Leôncio Soares (UFMG): “É necessária uma formação específica do educador para trabalhar na EJA”

Segundo Soares, é necessário pensar em um currículo mais apropriado para a EJA

Segundo Soares, é necessário pensar em um currículo mais apropriado para a EJA

Autor:Arquivo pessoal


Professor na Universidade Federal de Minas Gerais (UFMG), Leôncio José Gomes Soares desenvolve pesquisas na área de educação, especialmente a educação de jovens e adultos (EJA). Ele defende a necessidade de uma formação específica do educador para trabalhar na área, formação esta que atenda às especificidades dos jovens, adultos e idosos. “Cada ciclo da vida humana requer atenções e olhares voltados para o entendimento do que é próprio daquele ciclo”, diz o professor. “Acrescenta-se ao ciclo a realidade de serem pertencentes aos coletivos populares, o que significa tratar o jovem pobre, com suas circunstâncias, suas necessidades, seus interesses, suas motivações e expectativas em relação ao processo de formação.”

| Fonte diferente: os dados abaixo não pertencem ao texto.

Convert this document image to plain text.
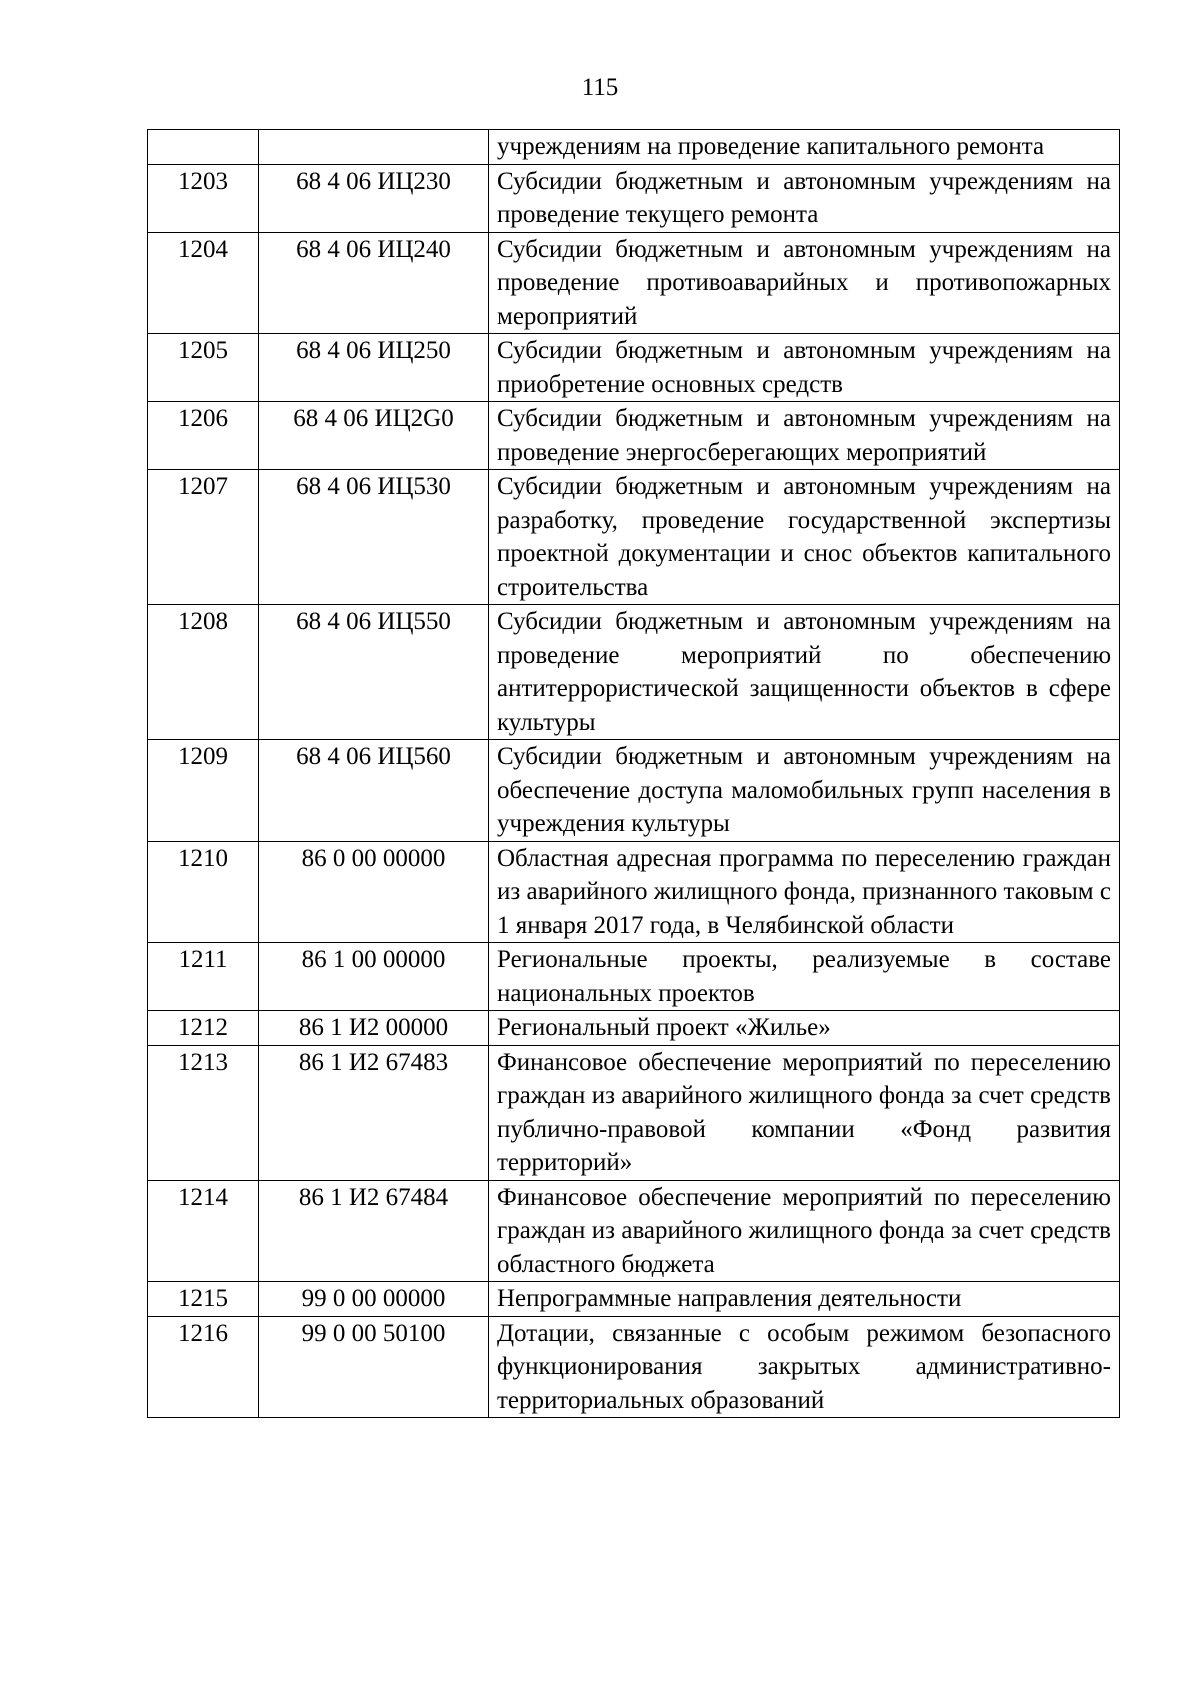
115
		учреждениям на проведение капитального ремонта
1203	68 4 06 ИЦ230	Субсидии бюджетным и автономным учреждениям на проведение текущего ремонта
1204	68 4 06 ИЦ240	Субсидии бюджетным и автономным учреждениям на проведение противоаварийных и противопожарных мероприятий
1205	68 4 06 ИЦ250	Субсидии бюджетным и автономным учреждениям на приобретение основных средств
1206	68 4 06 ИЦ2G0	Субсидии бюджетным и автономным учреждениям на проведение энергосберегающих мероприятий
1207	68 4 06 ИЦ530	Субсидии бюджетным и автономным учреждениям на разработку, проведение государственной экспертизы проектной документации и снос объектов капитального строительства
1208	68 4 06 ИЦ550	Субсидии бюджетным и автономным учреждениям на проведение мероприятий по обеспечению антитеррористической защищенности объектов в сфере культуры
1209	68 4 06 ИЦ560	Субсидии бюджетным и автономным учреждениям на обеспечение доступа маломобильных групп населения в учреждения культуры
1210	86 0 00 00000	Областная адресная программа по переселению граждан из аварийного жилищного фонда, признанного таковым с 1 января 2017 года, в Челябинской области
1211	86 1 00 00000	Региональные проекты, реализуемые в составе национальных проектов
1212	86 1 И2 00000	Региональный проект «Жилье»
1213	86 1 И2 67483	Финансовое обеспечение мероприятий по переселению граждан из аварийного жилищного фонда за счет средств публично-правовой компании «Фонд развития территорий»
1214	86 1 И2 67484	Финансовое обеспечение мероприятий по переселению граждан из аварийного жилищного фонда за счет средств областного бюджета
1215	99 0 00 00000	Непрограммные направления деятельности
1216	99 0 00 50100	Дотации, связанные с особым режимом безопасного функционирования закрытых административно-территориальных образований
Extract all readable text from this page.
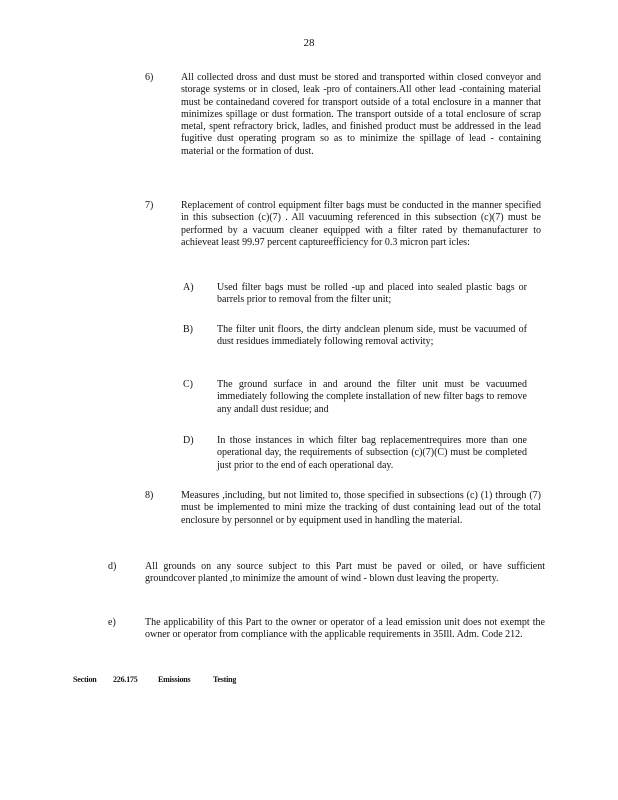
28
6)	All collected dross and dust must be stored and transported within closed conveyor and storage systems or in closed, leak -pro of containers.All other lead -containing material must be containedand covered for transport outside of a total enclosure in a manner that minimizes spillage or dust formation. The transport outside of a total enclosure of scrap metal, spent refractory brick, ladles, and finished product must be addressed in the lead fugitive dust operating program so as to minimize the spillage of lead - containing material or the formation of dust.

7)	Replacement of control equipment filter bags must be conducted in the manner specified in this subsection (c)(7) . All vacuuming referenced in this subsection (c)(7) must be performed by a vacuum cleaner equipped with a filter rated by themanufacturer to achieveat least 99.97 percent captureefficiency for 0.3 micron part icles:

A) Used filter bags must be rolled -up and placed into sealed plastic bags or barrels prior to removal from the filter unit;

B) The filter unit floors, the dirty andclean plenum side, must be vacuumed of dust residues immediately following removal activity;

C) The ground surface in and around the filter unit must be vacuumed immediately following the complete installation of new filter bags to remove any andall dust residue; and

D) In those instances in which filter bag replacementrequires more than one operational day, the requirements of subsection (c)(7)(C) must be completed just prior to the end of each operational day.

8)	Measures ,including, but not limited to, those specified in subsections (c) (1) through (7) must be implemented to mini mize the tracking of dust containing lead out of the total enclosure by personnel or by equipment used in handling the material.

d)	All grounds on any source subject to this Part must be paved or oiled, or have sufficient groundcover planted ,to minimize the amount of wind - blown dust leaving the property.

e)	The applicability of this Part to the owner or operator of a lead emission unit does not exempt the owner or operator from compliance with the applicable requirements in 35Ill. Adm. Code 212.

Section 226.175	Emissions	Testing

Segundo Soares, é necessário pensar em um currículo mais apropriado, bem como na elaboração e produção de recursos didáticos. “Não faz o menor sentido trabalhar a alfabetização de adultos com imagens e textos infantis, bem como utilizar atividades didáticas pensadas para adolescentes com um público idoso”, avalia.

Soares tem graduação em letras, mestrado e doutorado em educação e pós-doutoramento na Universidade Federal Fluminense (UFF) e na Northern Illinois University, dos Estados Unidos. (Fátima Schenini)

Jornal do ProfessorQual é a missão da educação de jovens e adultos no Brasil? Ela guarda alguma relação com o antigo curso supletivo?

Leôncio Soares — Não diria missão, e sim função. A educação de jovens e adultos tem origem na educação de adultos e diz respeito a processos de formação dos sujeitos. No Brasil, a partir das décadas de 1980 e 1990, a educação de adultos acolheu o campo da juventude, dada a ausência de políticas voltadas para esse ciclo da vida humana. A relação com o antigo curso supletivo é porque os sujeitos, sejam eles jovens, adultos ou idosos, são os mesmos. A maneira de concebê-los e, consequentemente, de trabalhar com eles é que marca a diferença. Enquanto no supletivo prevalece a ideia de repor conteúdos perdidos, na educação de jovens e adultos se procura envolver os sujeitos na construção de um processo de formação a partir de suas realidades.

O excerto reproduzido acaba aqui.